New Law: Price Marking Order 2004
Background
The Price Marking Order 1999 ("1999 Order") implemented EU Directive 98/6/EC on "Consumer protection in the indication of the prices of products offered to consumers."
It applied to all products offered by traders to consumers other than those supplied in the course of the provision of a service, those sold by auction or works of art or antiques. With specified exceptions, the 1999 Order required that the selling price be given wherever a product was offered by a trader to a consumer.
The most notable exception to this requirement was advertising, where a trader was exempt from the requirement to give a unit price. However, the definition of "advertisement" in the 1999 Order made it clear that the exemption did not extend to any advertisement by means of which a trader intends to encourage a consumer to enter into a distance contract, a catalogue, a price list, a container or a label." So for example, in a distance sales context, where on-line sales are in prospect, either on a website or as a result of the sending of an e-mail, the 1999 Order definitely applied and there was an obligation to give the unit price.
What will change?
The 1999 Order will be entirely superseded by the Price Marking Order 2004. The introduction of the new order has been propelled largely by the requirements of the Electronic Commerce (EC Directive) Regulations 2002. Yet the changes relating to this directive net out to just one new sub-sub-paragraph in Article 7(1)(b)(ii).
This provides that subject to paragraph 2 (more of this in a moment) an indication of the selling price or unit price given in accordance with the Order, must be "unambiguous, easily identifiable and clearly legible, so placed as to be available to consumers without the need for them to seek assistance from the trader or someone on his behalf in order to ascertain it and must, unless it is an item of jewellery, precious metal or a watch displayed in the window of premises where it may be for sale and the selling price is more than £3,000, be given in proximity to either the product or "[and here is the new bit] in the case of distance contracts and advertisements, a visual or written description of the product."
"Distance advertisements"
Here, we are quite clear as to what the "distance contracts" reference means, so that for instance unit prices must be given in proximity to any product being sold on a website. Where we have slightly more difficulty is the use of "advertisements" in the phrase "distance contracts and advertisements." Do we have a new term of art here, "distance advertisement?" As this phrase is not defined in the Order, we will have to assume that it effectively means "any advertisement by means of which a trader intends to encourage a consumer to enter into a distance contract", but it would have been nicer for this to be clarified in the Order itself.
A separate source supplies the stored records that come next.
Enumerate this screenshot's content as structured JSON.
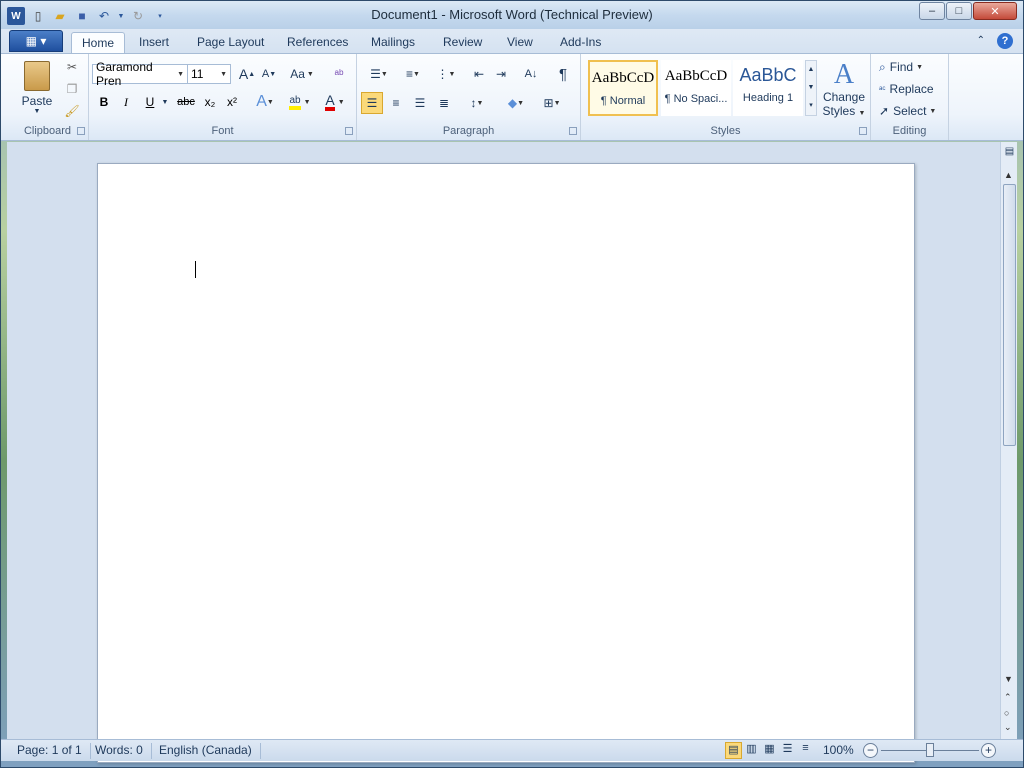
{
  "window": {
    "title": "Document1  -  Microsoft Word (Technical Preview)",
    "controls": {
      "minimize": "–",
      "maximize": "□",
      "close": "✕"
    }
  },
  "qat": [
    "word-app-icon",
    "new-icon",
    "open-icon",
    "save-icon",
    "undo-icon",
    "redo-icon",
    "customize-icon"
  ],
  "tabs": [
    {
      "label": "Home",
      "active": true
    },
    {
      "label": "Insert"
    },
    {
      "label": "Page Layout"
    },
    {
      "label": "References"
    },
    {
      "label": "Mailings"
    },
    {
      "label": "Review"
    },
    {
      "label": "View"
    },
    {
      "label": "Add-Ins"
    }
  ],
  "ribbon": {
    "clipboard": {
      "label": "Clipboard",
      "paste": "Paste"
    },
    "font": {
      "label": "Font",
      "font_name": "Garamond Pren",
      "font_size": "11",
      "bold": "B",
      "italic": "I",
      "underline": "U",
      "strike": "abc",
      "subscript": "x₂",
      "superscript": "x²",
      "grow": "A",
      "shrink": "A",
      "change_case": "Aa",
      "highlight": "ab",
      "font_color": "A"
    },
    "paragraph": {
      "label": "Paragraph",
      "pilcrow": "¶"
    },
    "styles": {
      "label": "Styles",
      "items": [
        {
          "sample": "AaBbCcD",
          "name": "¶ Normal",
          "selected": true
        },
        {
          "sample": "AaBbCcD",
          "name": "¶ No Spaci..."
        },
        {
          "sample": "AaBbC",
          "name": "Heading 1"
        }
      ],
      "change_styles_line1": "Change",
      "change_styles_line2": "Styles"
    },
    "editing": {
      "label": "Editing",
      "find": "Find",
      "replace": "Replace",
      "select": "Select"
    }
  },
  "status": {
    "page": "Page: 1 of 1",
    "words": "Words: 0",
    "language": "English (Canada)",
    "zoom": "100%",
    "zoom_level": 100
  }
}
Another amendment deals with "general reductions". Article 9 provides that where a trader proposes to sell products to which this Order applies, but at less than the selling price or the unit price previously applicable, he may comply with the obligations of the Order to indicate the selling price and/or the unit price by indicating by a general notice or any other visible means that the products are or may be for sale at a reduction, provided that the details of the reduction are prominently displayed, unambiguous, easily identifiable and clearly legible.
We are not clear what in particular may have driven this new law, but effectively it means that instead of having the reduced unit price adjacent to every item on sale in the shop, one general sign will suffice showing, for instance, that all prices have been cut by 10%, so long as it complies with the prominence, legibility and other requirements set out above.
What happens next:
The Price Marking Order 2004 comes into force on 22 July 2004.